Don’t misunderstand me. I also want the Cowboys to win, badly. Despite the old saying about learning more from your failures than your successes, the benefits of winning are clearly greater. I just don’t see this as a major problem if they don’t get the win. There is the possibility of a little letdown after beating the Eagles, the weather might be wet and lead to some freak turnovers, Josh Allen might go all Superman while Prescott has an off day - there are lots of things that could lead to a loss without revealing any real issues.

This may be a semantics argument more than anything, but I still feel this is a nice to win game much more than an absolutely necessary one. Frankly, if they can go 3-1 through the last four games, given that three are on the road, the Miami Dolphins are up after the Bills, and the last home game is against a feisty Detroit Lions team that may be battling to win its own division, I will count that as a success. Winning out is great, but the odds, frankly, are against it.
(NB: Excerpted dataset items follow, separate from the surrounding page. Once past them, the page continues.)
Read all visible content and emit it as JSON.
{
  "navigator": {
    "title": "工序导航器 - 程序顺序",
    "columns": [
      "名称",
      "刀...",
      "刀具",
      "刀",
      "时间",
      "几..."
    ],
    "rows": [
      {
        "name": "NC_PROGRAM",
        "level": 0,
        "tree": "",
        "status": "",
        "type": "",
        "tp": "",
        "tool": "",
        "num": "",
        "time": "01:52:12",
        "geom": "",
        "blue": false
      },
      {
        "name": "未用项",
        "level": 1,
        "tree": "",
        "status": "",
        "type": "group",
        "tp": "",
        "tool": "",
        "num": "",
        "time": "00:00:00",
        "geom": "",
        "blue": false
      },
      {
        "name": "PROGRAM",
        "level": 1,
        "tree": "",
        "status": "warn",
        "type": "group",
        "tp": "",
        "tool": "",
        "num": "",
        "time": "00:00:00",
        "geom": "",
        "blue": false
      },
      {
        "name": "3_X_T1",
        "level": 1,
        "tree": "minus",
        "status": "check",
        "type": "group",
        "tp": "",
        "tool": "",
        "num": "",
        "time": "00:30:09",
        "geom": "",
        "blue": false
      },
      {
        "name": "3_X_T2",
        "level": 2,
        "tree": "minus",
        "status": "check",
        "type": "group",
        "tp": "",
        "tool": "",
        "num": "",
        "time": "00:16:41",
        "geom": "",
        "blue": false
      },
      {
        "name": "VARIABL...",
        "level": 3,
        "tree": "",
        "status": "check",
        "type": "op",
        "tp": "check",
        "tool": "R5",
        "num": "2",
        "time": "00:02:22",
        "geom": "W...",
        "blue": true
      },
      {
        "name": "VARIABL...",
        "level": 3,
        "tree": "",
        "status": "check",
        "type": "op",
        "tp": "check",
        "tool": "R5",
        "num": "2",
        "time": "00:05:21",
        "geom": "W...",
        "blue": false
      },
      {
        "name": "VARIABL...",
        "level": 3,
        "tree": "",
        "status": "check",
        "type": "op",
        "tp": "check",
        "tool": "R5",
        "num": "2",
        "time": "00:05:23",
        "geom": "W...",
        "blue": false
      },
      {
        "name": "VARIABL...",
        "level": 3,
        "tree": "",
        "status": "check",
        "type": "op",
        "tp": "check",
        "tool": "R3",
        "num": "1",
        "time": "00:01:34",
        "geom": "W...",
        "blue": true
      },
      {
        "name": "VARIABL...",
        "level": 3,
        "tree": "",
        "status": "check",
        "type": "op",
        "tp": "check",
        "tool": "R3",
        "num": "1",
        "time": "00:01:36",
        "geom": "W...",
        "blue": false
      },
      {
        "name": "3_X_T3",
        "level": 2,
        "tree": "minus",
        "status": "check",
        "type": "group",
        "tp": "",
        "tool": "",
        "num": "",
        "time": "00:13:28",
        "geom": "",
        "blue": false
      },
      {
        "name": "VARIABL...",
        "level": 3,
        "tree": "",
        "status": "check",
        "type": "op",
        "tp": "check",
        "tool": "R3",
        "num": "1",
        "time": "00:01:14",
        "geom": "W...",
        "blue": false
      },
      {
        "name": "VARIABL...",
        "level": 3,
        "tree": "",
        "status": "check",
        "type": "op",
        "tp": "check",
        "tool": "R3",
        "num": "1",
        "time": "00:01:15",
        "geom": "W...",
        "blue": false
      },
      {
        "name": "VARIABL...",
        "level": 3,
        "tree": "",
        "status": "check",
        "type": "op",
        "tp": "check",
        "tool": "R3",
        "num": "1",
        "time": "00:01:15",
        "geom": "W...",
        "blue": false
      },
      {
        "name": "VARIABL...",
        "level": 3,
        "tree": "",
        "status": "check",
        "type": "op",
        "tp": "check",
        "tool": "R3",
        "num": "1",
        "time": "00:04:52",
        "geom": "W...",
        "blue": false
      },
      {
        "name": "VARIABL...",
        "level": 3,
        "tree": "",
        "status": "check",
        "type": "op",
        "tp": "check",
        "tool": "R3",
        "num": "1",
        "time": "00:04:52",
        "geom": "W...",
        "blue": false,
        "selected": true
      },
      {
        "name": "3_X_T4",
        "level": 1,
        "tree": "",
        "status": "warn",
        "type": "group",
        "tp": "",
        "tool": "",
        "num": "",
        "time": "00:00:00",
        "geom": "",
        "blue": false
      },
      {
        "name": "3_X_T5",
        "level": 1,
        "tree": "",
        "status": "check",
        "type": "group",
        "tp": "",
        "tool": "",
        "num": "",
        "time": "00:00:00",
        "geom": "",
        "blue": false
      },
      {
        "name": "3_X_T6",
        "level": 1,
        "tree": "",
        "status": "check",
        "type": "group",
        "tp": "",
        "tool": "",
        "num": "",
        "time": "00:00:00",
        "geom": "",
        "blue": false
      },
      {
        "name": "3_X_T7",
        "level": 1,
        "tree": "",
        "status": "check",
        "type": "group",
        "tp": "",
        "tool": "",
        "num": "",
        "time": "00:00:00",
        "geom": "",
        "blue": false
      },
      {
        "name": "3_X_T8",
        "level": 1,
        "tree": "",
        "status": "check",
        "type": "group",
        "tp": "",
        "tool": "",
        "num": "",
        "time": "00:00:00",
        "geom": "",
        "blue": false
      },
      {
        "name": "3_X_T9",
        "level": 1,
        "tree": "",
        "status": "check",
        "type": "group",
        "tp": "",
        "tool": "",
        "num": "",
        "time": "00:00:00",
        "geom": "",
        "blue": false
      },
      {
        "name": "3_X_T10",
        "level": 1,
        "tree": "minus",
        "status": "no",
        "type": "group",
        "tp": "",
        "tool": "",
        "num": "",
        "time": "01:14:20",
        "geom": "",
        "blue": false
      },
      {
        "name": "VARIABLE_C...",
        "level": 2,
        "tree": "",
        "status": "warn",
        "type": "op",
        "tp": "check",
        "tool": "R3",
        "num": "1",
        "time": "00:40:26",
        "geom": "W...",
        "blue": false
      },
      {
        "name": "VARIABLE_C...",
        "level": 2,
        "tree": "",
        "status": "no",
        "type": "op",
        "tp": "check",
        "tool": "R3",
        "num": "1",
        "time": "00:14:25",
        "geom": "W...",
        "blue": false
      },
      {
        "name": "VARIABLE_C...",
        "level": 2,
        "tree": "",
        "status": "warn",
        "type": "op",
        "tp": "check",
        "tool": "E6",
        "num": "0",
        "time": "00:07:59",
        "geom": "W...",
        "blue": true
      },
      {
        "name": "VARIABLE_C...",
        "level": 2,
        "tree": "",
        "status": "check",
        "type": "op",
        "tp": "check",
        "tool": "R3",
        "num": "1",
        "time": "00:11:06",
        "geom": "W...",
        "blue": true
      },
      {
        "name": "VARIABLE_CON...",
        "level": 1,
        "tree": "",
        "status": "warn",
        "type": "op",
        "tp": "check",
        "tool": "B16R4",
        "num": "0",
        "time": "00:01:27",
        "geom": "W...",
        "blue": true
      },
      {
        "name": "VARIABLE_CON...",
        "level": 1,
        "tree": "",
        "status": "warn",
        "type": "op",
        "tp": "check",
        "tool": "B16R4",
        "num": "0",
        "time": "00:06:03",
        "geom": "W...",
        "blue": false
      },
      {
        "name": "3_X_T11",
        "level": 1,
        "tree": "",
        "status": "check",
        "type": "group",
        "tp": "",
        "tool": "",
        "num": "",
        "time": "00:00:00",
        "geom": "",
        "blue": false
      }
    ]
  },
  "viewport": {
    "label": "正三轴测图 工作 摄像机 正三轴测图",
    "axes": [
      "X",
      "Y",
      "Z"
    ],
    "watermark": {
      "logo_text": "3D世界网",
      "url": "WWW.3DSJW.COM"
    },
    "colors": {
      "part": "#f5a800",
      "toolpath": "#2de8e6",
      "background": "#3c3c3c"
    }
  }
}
David: The odds may be against it, but the odds are also against the Cowboys winning the Super Bowl. Despite being tied for the best record in the NFL right now, Dallas is tied for just fifth best odds of winning the title game, with the 49ers and Eagles way ahead of them. The two teams immediately behind them in odds are the Bills and Lions, and they’re tied with the Dolphins.

Coincidentally, those are their next three opponents. If the Cowboys are going to be a Super Bowl team, they’ll have to beat the odds, and what better way than by beating the teams they’re clustered next to in Super Bowl odds? We know they can beat the Eagles, but that’s not all they have to do in order to reach the big game. I don’t know if the Cowboys can win out with this schedule, but I do know that the way they play these next three is going to tell us a whole lot about this team’s ceiling come playoff time.